Yerli ve yabancı gazetecilerin habercilik faaliyetleri göz göre göre yasaklanıyor” diyor.  Yücel’in tutuklanmasının yurtdışından Türkiye’ye gelip habercilik yapan basın mensupları açısından bir ilk olduğuna işaret eden Devrimci İşçi Sendikaları Konfederasyonu (DİSK) Basın İş Sendikası Başkanı Faruk Eren ise “Bu durum iktidarın basına karşı antidemokratik tutumunun hangi noktaya geldiğinin de bir göstergesi. Biz yargılanmaktan, adliyelerde ifade vermekten, hapisteki meslektaşlarımızla dayanışmaktan sendikal faaliyet yürütmeye zaman bulamaz hale geldik” diye konuşuyor. 

AİHM, GAZETECİ BAŞVURLARINI ÖNE ALDI

Peki, ifade özgürlüğünün temeli sayılan habercilik faaliyetleri üzerindeki bu baskı iklimi devam edecek mi?
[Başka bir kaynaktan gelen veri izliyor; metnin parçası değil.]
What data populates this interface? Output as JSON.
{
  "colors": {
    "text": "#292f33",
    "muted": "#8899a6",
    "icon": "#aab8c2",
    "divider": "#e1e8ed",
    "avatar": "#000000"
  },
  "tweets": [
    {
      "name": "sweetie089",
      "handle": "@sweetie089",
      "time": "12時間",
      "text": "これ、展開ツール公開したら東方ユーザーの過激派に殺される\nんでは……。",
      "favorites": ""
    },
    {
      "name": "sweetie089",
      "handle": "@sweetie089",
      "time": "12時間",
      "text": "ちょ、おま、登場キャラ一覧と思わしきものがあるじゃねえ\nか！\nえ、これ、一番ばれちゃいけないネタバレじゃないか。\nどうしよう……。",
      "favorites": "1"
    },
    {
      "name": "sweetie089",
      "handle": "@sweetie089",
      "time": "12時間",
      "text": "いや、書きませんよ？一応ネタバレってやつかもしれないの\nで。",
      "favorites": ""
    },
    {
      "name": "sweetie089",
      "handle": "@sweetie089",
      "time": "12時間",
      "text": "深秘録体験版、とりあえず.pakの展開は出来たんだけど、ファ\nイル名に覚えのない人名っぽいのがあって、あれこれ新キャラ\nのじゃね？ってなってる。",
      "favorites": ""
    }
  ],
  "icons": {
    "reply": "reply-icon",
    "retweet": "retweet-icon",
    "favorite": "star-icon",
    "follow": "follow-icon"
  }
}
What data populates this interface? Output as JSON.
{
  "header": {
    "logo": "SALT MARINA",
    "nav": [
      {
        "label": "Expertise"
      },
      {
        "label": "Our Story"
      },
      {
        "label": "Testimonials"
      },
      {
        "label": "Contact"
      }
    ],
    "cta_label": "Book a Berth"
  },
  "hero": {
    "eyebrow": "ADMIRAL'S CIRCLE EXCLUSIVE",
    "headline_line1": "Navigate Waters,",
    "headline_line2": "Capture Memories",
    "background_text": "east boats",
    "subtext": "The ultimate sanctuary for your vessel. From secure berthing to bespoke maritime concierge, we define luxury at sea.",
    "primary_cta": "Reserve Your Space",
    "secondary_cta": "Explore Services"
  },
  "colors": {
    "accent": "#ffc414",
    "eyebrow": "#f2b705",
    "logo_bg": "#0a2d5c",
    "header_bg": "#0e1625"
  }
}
Bu konuda Türkiye'deki gazeteci örgütlerinin en önemli umudu Avrupa İnsan Hakları Mahkemesi. 15 Temmuz’dan bu yana Olağanüstü Hal’i gerekçe gösterip Türkiye’den yapılan başvuruları görüşmeyen AİHM, gazeteciler Ahmet Altan, Mehmet Altan, Şahin Alpay ve Murat Aksoy’un başvuruları için ‘öncelikli inceleme’ kararı aldığını açıkladı. AİHM’in bu kararı sonrasında tutuklu bulunan pek çok gazeteciye ilişkin başvurunun da gündeme gelmesi bekleniyor. Ancak, Türkiye’deki gazetecilerin çoğu  AİHM’den çıkacak kararların pek bir şeyi değiştirmeyeceği görüşünde. DİSK Basın İş Sendikası Başkanı Faruk Eren, AİHM’in tutumunun yargılanan tüm gazeteciler için umut olduğunu ancak devletin basına yönelik baskılar konusunda geri adım atmasının zor olduğunu söylüyor. Eren, şöyle konuşuyor: "Türkiye'de iktidar, hukukun tüm sınırlarını zorlayarak bağımsız gazetecileri susturmaya çalışıyor. Umarım iktidar AİHM’den çıkacak kararlara uyar. Ama ifade özgürlüğü üzerindeki baskılar biter mi? Bu konuda pek umutlu değilim.”